Blockchains aren't perfect, and cybercriminals have found ways to exploit their vulnerabilities, using four distinct approaches to attack them.

• Attacks that use routing. The blockchain relies on massive data transfers that are performed in real-time. Hackers can intercept data as it is being sent to ISPs. Blockchain users are unaware of any problems.
• 51% attacks. Mining on large-scale, public blockchains requires a lot of computer power. A group of unreliable miners could seize control of the ledger by accumulating enough computing power to exceed 50%. However, private blockchains do not fall victim to 51% of attacks.
• Sybil attacks. Sybil's attacks are named after the book about multiple personality disorders. They flood a network target with false identities and crash the system.
• Phishing attacks. The classic hacker technique works on blockchains as well. Cybercriminals use phishing to trick wallet holders into giving up their passwords.

Six Blockchain Security Examples

Examples of companies' and organizations' methods for providing blockchain security.

Mobile Coin

Mobilecoin, the Californian cryptocurrency firm, is creating an accessible yet secure cryptocurrency that businesses that cannot afford the cost of independently implementing ledger security can utilize to manage ledger data securely. As it functions like a third-party vendor of transaction services while keeping data encrypted between both sides, its product can also work seamlessly with Facebook Messenger and WhatsApp messaging applications.

Coinbase

Coinbase Exchange in California offers another cryptocurrency-related business platform, offering customers a place to buy and sell digital currencies using encryption technology while keeping passwords and wallets within a secured database. Coinbase employees must undergo extensive background checks as an added layer of protection against the theft of cryptocurrency funds.

J.P. Morgan

J.P. Morgan is one of the United States' premier financial institutions. They developed Quorum - their version of Ethereum for enterprise - which uses blockchain technology for private transactions, providing transparent yet cryptographically secure smart contracts transactions in their Quorum Network.

Lockheed Martin

Lockheed Martin became the first US defense contractor of its type to embrace blockchain technology, working alongside cybersecurity firm Guardtime Federal on developing protocols utilizing this disruptive security method for engineering systems, software applications and supply chain management - with plans of eventually using this technique during every stage of weapon systems development.

Cisco

Californian tech giant Silicon Valley Technology Group believes blockchain will be an excellent way for IoT applications since its distributed ledger structure eliminates single points of failure while encryption safeguards private information. Given how rapidly the Internet of Things has expanded over the years, this concept carries much weight if chosen as their preferred network; having such support from an influential IoT firm only adds further credibility! It's always beneficial having one on board.

Hashed Health

Hashed Collective from Tennessee-based Healthcare Innovation firm Hashed Health seeks to assist healthcare institutions with adopting blockchain technology. Comprising three entities -- Hashed Enterprise, Labs and Hashed Health -- these three components specialize in different areas related to blockchain usage in healthcare environments, such as patient data sharing networks or secure internal communications protocols aimed at hospitals.

Read More: How Blockchain Technology Works and Is Changing the World!

Blockchain-based Solutions are Associated with Security Risks

Before beginning to manage Blockchain solutions, we must understand their risks.
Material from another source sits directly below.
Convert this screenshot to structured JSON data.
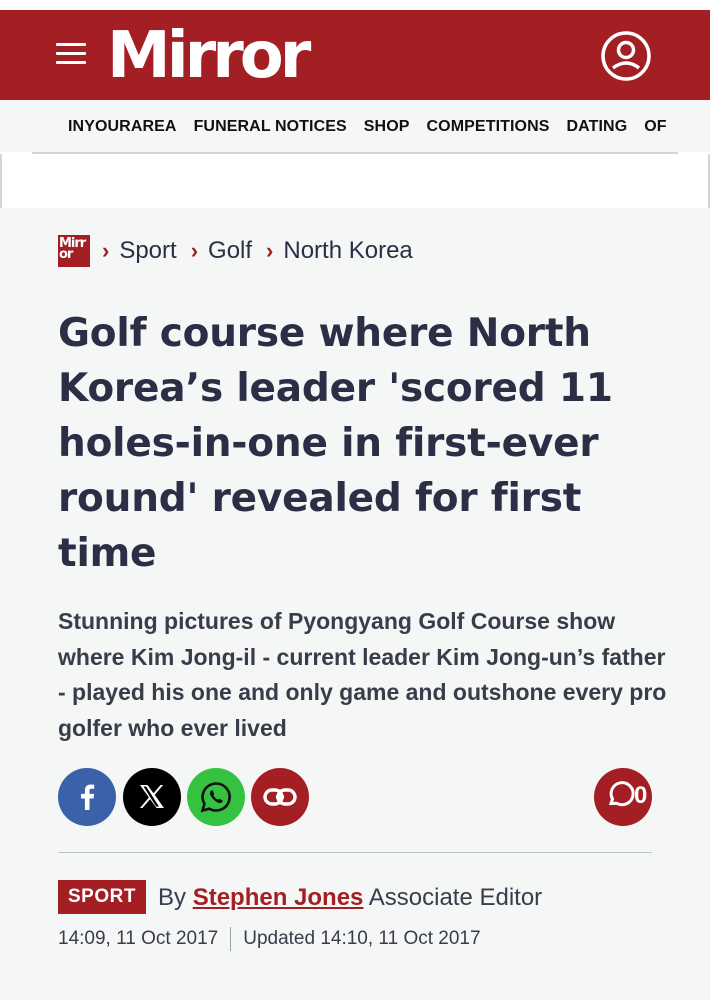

Specific risks depend on which blockchain type you employ - we'll explore various types of blockchains with decreasing risks and rising security:

• Anyone can validate transactions and join public blockchains. They tend to be more volatile (such as cryptocurrencies). The blockchain is risky, as anyone can join it without restrictions or control.
• The membership of private blockchains is usually restricted to business networks.
• Blockchains without permissions are not restricted to processors.
• Permissioned Blockchains enable the ledger to remain encrypted, so only relevant participants can view it. Only those meeting a "need-to-know" criterion can decrypt it.

Other risks associated with blockchain can be categorized into three broad categories:

• Business and Governance: The business risks include reputational risks, financial risks, and risks related to compliance. Governance risks are largely a result of the decentralized nature of blockchain solutions. They require strict controls over decision criteria, governance policies, access management, and identity.
• Process: The risks associated with a Blockchain solution are related to the different processes required to operate and be built.
• Security risks can be caused by technology: the technology used to support various business processes may not always provide the most secure solution.

Models of Blockchain Security Threats

Security should always be assessed about its threat model. Although blockchain applications were intended for robust records integrity, other aspects may still be compromised and lead to losses, such as inadequate security measures, weak access controls or loose key management. To effectively secure such applications, you should create a threat model and identify weaknesses immediately.

STRIDE Model The Spoofing Tampering Repudiation Information Disclosure Denial of Service Attacks and Elevation of Privilege (STRIDE model) is an established tool used for analyzing relationships and recognizing threats while simultaneously helping identify weaknesses or vulnerabilities of these relationships and suggesting mitigation solutions.

Actors typically own and manage external components like identity and access management (IAM), multi-factor authentication (MFA), PKIs, audit/regulatory systems or audit management solutions that come from third parties - these should all be thoroughly assessed before becoming part of an overall solution, considering the blockchain threat model as needed.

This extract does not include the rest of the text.